17. You are working with a database table that contains customer data. The city column lists the city where each customer is located. You want to find out which customers are located in Berlin.
You write the SQL query below. Add a WHERE clause that will return only customers located in Berlin.
SELECT
*
FROM
customer
How many customers are located in Berlin?
- 9
- 12
- 2 (CORRECT)
- 7
18. A data analyst reviews a national database of movie theater showings. They want to find the first movies shown in San Francisco in 2001. How can they organize the data to return the first 10 movies shown at the top of their list? Select all that apply.
- Sort by date in descending order
- Sort by date in ascending order (CORRECT)
- Filter out showings outside of San Francisco (CORRECT)
- Filter out showings not in 2001 (CORRECT)
Correct: And then the analyst sorts the date results in ascending order after filtering out showings that fell outside San Francisco in the year 2001.
19. A nonprofit maintains a list of how many laptops they provide to each school in the county. In the table, there is a column called number_of_laptops. A data analyst wants to determine which schools were given the fewest laptops. How should they sort the data to return these schools first?
- Sort numerically in descending order
- Sort alphabetically in ascending order
- Sort numerically in ascending order (CORRECT)
- Sort alphabetically in descending order
Correct: It is essential for the data analyst to sort the number_of_laptops column in increasing numerical order.

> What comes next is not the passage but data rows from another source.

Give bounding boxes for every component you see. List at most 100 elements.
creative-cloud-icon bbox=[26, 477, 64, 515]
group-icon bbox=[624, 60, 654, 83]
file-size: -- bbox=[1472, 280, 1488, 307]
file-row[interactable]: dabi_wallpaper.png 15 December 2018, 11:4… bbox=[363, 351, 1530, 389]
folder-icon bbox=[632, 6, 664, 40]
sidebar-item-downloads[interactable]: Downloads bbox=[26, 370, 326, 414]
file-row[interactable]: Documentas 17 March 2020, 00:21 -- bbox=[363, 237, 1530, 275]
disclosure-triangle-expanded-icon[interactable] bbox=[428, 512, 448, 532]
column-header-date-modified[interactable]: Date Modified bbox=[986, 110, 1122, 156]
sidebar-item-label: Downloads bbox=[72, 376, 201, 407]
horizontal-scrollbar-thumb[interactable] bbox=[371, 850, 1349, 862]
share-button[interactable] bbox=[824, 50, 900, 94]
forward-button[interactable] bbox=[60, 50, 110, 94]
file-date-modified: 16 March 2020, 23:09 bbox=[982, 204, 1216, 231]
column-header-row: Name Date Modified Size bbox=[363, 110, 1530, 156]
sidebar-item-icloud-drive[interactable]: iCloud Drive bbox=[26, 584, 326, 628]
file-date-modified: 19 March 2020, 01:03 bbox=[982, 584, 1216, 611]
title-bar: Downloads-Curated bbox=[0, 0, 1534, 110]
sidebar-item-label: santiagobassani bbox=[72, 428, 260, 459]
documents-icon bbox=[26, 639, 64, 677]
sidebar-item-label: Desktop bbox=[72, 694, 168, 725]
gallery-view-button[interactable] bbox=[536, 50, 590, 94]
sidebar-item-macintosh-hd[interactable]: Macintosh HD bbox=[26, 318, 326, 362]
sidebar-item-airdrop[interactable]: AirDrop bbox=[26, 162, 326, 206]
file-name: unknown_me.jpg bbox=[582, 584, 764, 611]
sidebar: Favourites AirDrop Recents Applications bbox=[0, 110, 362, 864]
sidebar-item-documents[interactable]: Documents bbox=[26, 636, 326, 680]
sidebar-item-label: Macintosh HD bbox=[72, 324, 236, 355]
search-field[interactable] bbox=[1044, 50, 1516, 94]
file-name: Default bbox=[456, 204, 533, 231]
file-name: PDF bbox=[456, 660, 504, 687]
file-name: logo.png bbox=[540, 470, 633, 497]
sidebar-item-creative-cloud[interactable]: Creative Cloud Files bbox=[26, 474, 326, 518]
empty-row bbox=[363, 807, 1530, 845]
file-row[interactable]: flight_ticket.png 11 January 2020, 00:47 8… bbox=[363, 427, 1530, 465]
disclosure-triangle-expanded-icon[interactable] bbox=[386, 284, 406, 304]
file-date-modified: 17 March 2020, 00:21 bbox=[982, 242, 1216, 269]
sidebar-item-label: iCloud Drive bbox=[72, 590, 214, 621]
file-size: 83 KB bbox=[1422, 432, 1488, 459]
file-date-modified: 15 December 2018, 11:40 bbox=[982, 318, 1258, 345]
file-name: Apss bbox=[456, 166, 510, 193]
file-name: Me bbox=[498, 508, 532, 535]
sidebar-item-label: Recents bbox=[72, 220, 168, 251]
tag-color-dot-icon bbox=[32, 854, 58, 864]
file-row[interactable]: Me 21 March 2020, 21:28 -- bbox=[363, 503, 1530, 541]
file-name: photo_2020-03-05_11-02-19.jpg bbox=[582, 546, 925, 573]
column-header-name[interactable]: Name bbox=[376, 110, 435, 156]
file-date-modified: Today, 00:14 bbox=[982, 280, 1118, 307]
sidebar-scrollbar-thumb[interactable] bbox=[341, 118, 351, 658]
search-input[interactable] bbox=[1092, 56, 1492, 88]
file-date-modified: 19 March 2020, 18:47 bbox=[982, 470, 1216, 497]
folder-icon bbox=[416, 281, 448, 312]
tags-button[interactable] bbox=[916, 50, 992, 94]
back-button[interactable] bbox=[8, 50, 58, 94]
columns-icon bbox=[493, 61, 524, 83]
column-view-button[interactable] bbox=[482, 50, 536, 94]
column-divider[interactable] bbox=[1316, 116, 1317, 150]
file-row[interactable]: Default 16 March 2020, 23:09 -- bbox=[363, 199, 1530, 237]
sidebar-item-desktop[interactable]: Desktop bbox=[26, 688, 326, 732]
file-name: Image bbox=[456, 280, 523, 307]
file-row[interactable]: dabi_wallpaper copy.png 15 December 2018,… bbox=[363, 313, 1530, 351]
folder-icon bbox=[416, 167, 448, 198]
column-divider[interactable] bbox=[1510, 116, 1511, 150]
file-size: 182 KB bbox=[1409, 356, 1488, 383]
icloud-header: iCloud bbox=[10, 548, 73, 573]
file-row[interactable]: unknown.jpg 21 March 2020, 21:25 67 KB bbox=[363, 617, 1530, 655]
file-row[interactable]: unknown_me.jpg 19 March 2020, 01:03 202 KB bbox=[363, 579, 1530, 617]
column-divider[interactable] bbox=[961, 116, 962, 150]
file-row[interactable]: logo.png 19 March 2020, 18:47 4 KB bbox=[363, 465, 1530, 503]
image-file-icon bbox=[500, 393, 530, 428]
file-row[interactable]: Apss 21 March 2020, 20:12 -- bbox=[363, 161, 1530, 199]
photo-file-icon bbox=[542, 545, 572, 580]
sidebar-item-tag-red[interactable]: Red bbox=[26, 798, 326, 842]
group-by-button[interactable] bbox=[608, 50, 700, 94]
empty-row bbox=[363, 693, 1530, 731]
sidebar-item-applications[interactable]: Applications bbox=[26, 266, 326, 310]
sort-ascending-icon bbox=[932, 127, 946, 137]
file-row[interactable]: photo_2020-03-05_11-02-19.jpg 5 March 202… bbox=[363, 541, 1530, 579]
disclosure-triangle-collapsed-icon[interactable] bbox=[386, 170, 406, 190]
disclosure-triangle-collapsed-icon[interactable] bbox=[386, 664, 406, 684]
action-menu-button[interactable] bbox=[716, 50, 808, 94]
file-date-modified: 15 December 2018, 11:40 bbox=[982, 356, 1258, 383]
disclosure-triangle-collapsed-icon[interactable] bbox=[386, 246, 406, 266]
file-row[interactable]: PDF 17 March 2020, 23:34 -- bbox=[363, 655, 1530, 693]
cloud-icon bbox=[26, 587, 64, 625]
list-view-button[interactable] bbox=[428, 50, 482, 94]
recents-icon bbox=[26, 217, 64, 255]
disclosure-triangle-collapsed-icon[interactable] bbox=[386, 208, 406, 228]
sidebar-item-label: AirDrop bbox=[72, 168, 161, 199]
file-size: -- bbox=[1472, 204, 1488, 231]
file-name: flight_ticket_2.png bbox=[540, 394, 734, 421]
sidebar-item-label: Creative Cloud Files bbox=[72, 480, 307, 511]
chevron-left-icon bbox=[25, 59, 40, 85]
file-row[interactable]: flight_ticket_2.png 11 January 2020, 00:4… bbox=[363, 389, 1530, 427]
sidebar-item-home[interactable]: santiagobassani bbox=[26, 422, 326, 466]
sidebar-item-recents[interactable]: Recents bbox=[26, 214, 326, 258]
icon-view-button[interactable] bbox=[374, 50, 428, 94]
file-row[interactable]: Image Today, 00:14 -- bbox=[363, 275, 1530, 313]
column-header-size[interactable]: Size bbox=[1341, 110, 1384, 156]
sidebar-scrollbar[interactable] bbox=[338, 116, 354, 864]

20. When writing a query, you must remove the two backticks around the name of the dataset in order for the query to run properly.
- True
- False (CORRECT)
Correct: A query can be written with the dataset name enclosed within dual backticks or without them, and the query will still execute correctly.
21. Fill in the blank: Data _ is the process of ensuring the formal management of a company’s data assets.
- aggregation
- governance (CORRECT)
- mapping
- integrity
Correct: Data governance refers to the process of managing and controlling all data assets of a company.
22. In what circumstance might a data analyst choose not to use external data in their analysis?
- The data cannot be confirmed to be reliable (CORRECT)
- The data is free for anyone to access
- The data represents diverse perspectives
- The data is too thorough
Correct: For example, if a data analyst cannot verify the reliability of some external data, he or she may decide not to use it in his or her analysis. The reliability of external data cannot be checked.
databases: where data lives – conclusion
Today many people feel that database might petrify them, but by giving sufficient tools and training, they can avail themselves of a lot with databases. The Google Analytics Certification on Coursera is meant to equip one with database working skills, preparing one to extract raw data that fit their work. It also contains sections where it teaches how to filter and sort data so that trends can be identified and meaningful insights drawn. Therefore, this skills development will enable one to access and even exploit the plethora of information within databases for work purposes. Join Coursera today and take your first step towards becoming a certified data analyst.